Of course, even that can become overbearing if it goes too far: it may not be fallacious to repeat the truth multiple times and in different forms, but it can get annoying over time.

If you encounter someone engaging in argumentum ad nauseam, the best course of action is probably to just point out how often they have repeated their assertion and how little you have seen in the way of support for that assertion. Acknowledge that it is possible that they are right, but explain to them that that cannot be established simply through repetition; instead, you need sound evidence and rational arguments in order to reach that conclusion.

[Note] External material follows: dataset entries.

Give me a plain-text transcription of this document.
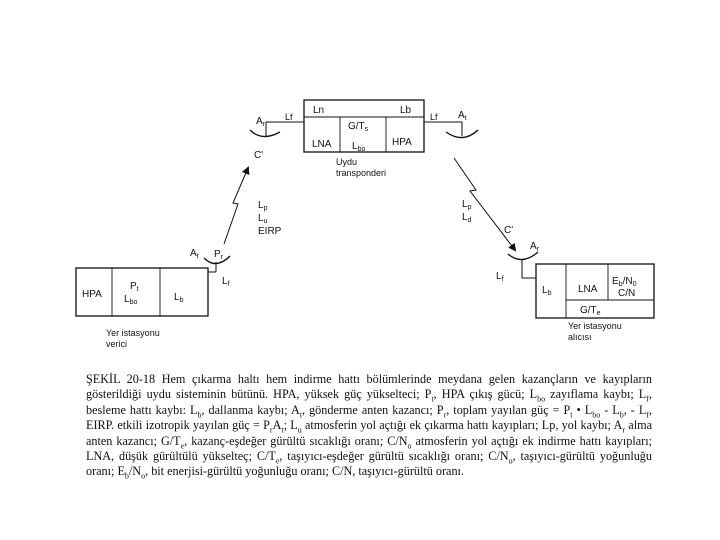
Ln	Lb
$G/T_s$
LNA $L_{bo}$
HPA
Uydu
transponderi
$A_r$
Lf
C'
Lf $A_t$
$L_p$
$L_u$
EIRP
$L_p$
$L_d$
C'
HPA
$P_t$
$L_{bo}$	$L_b$
$A_t$ $P_r$
$L_f$
Yer istasyonu
verici
$A_r$
$L_f$
$L_b$	LNA
$E_b/N_0$
C/N
$G/T_e$
Yer istasyonu
alıcısı
ŞEKİL 20-18 Hem çıkarma haltı hem indirme hattı bölümlerinde meydana gelen kazançların ve kayıpların gösterildiği uydu sisteminin bütünü. HPA, yüksek güç yükselteci; $P_t$, HPA çıkış gücü; $L_{bo}$ zayıflama kaybı; $L_f$, besleme hattı kaybı: $L_b$, dallanma kaybı; $A_t$, gönderme anten kazancı; $P_r$, toplam yayılan güç = $P_t$ • $L_{bo} - L_b$, - $L_f$, EIRP. etkili izotropik yayılan güç = $P_rA_t$; $L_u$ atmosferin yol açtığı ek çıkarma hattı kayıpları; Lp, yol kaybı; $A_r$ alma anten kazancı; $G/T_e$, kazanç-eşdeğer gürültü sıcaklığı oranı; $C/N_o$ atmosferin yol açtığı ek indirme hattı kayıpları; LNA, düşük gürültülü yükselteç; $C/T_e$, taşıyıcı-eşdeğer gürültü sıcaklığı oranı; $C/N_o$, taşıyıcı-gürültü yoğunluğu oranı; $E_b/N_o$, bit enerjisi-gürültü yoğunluğu oranı; C/N, taşıyıcı-gürültü oranı.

If you encounter a belief or argument which appears to have been created through Communal Reinforcement, your task might be a bit more difficult. When you ask for support for the claim, a person can readily cite all kinds of sources in the media and literature where this claim has been repeated. What you will need to do is explain how and why the repetition of a claim in no way validates it; rather, you need independent support, evidence, and/or arguments which show that it is more likely true than false.

1 comment:

Ivan3man said...

That reminds me of the phrase, "If you tell a lie big enough and keep repeating it, people will eventually come to believe it....", which is regularly attributed to Joseph Goebbels; however, there is no evidence that he actually said it.

Another variation: "A lie told often enough becomes [the] truth" -- Vladimir Lenin.

Richard Belzer defines "The Big Lie" in his book UFOs, JFK, and Elvis: Conspiracies You Don't Have To Be Crazy To Believe as: "If you tell a lie that's big enough, and you tell it often enough, people will believe you are telling the truth, even when what you are saying is total crap."

The phrase probably originates from William James (1842-1910), the father of modern psychology: "There's nothing so absurd that if you repeat it often enough, people will believe it."